O importante, na verdade, é perceber a necessidade de que os indivíduos se comuniquem com seus aparelhos, bem como a rápida evolução desta interação. Os mais maduros vão se lembrar que antes era preciso se levantar para trocar o canal da televisão e ou girar um disco para efetuar uma ligação. Nos dispositivos mais modernos, tanto uma ação quanto outra está pode ser realizada apenas pela fala.

Nos primórdios dos computadores, não havia telas, teclados, mouses ou qualquer outra facilidade com a qual estamos acostumados. A comunicação era física, trocando cabos e chaves. Em seguida, provavelmente em 1950, surgiram os cartões perfurados utilizados para programar os comportamentos desejados nas máquinas, as quais sempre foram capazes de efetuar cálculos matemáticos de forma muito mais rápida que os humanos.

A minha primeira experiência com computês, termo que não existe formalmente na língua portuguesa, mas me permiti  utilizar como uma generalização  da linguagem dos computadores, foi justamente com estes tais cartões, nas disciplinadas introdutórias do curso de Matemática da Universidade de Brasília – UnB. No presente momento da minha vida, já tendo acumulado algumas vitórias, fica mais fácil confessar que fui reprovado.

Ao repetir a disciplina, para minha alegria, a interface já havia se modificado para teclados e monitores, houve uma evolução de Fortran para Pascal (linguagens de programação) e, principalmente, um dos meus melhores amigos era o monitor do curso. Consegui ser aprovado e iniciei o caminho para meu primeiro emprego na área, justo com o dito cujo que se tornou sócio de uma empresa.

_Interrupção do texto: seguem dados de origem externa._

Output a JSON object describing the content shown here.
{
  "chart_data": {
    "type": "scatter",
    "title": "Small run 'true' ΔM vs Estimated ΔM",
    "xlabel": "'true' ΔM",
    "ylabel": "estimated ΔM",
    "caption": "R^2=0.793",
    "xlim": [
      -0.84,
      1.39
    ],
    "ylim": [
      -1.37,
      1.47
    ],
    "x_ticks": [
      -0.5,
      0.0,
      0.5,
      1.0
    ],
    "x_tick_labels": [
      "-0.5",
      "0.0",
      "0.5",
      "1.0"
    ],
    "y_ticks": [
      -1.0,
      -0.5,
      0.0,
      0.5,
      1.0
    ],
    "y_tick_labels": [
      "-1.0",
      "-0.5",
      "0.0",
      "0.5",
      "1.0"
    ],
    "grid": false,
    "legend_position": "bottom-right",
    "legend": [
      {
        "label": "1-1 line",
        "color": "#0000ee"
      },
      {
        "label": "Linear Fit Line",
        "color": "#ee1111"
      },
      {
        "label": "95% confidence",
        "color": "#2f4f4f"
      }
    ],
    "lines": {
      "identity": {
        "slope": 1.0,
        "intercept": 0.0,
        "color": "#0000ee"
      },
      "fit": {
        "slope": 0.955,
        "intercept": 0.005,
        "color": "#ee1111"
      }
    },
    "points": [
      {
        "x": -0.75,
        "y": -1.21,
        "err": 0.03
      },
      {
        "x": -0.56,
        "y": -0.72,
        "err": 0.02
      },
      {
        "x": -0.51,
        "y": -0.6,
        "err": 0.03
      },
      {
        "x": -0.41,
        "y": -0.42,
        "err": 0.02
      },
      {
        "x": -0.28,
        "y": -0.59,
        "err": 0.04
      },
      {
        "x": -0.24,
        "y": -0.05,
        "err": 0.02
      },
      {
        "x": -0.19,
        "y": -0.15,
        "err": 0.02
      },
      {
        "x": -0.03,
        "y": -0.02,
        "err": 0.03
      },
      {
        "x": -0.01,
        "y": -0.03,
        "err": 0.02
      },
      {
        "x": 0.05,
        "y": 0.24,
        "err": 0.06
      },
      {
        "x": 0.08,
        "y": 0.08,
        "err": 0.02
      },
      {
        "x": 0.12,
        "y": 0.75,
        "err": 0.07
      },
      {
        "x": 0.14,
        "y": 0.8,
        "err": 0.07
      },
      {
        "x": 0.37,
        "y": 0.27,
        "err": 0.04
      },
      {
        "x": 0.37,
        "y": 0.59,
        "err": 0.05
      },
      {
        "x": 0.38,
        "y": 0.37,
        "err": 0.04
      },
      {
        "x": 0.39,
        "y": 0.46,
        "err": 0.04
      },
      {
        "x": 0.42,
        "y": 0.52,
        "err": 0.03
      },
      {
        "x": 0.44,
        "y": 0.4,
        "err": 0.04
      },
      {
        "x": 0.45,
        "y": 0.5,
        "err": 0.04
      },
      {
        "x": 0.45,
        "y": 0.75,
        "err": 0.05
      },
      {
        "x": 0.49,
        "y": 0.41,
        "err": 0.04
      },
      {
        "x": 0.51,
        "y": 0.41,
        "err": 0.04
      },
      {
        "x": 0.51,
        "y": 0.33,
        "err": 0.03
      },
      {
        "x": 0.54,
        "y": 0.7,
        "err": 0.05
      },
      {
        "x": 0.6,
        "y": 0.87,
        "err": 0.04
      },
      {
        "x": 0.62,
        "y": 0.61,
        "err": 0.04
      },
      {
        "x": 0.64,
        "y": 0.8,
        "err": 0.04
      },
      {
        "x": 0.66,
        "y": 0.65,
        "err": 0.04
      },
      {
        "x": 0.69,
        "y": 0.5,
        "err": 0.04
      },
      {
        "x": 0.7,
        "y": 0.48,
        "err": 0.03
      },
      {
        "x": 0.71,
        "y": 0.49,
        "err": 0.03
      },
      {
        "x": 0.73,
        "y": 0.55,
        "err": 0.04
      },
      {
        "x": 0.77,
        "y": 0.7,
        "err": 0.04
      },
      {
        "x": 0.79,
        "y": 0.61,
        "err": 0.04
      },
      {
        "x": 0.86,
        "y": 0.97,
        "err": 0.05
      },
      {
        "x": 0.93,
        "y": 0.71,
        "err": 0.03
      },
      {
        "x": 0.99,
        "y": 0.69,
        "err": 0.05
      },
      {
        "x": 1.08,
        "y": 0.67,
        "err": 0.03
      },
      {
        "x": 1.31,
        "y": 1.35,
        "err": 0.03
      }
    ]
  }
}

Os ecrãs daquela época limitavam-se a apresentar números e letras, não havia janelas, imagens ou qualquer outra das maravilhas que temos atualmente. O ato de programar era resumido à lógica, cálculos, armazenamento e transformação de dados. Não se pensava em figuras, designers elaborados, cores, contrastes e muito menos em comandos pelo toque ou pela voz.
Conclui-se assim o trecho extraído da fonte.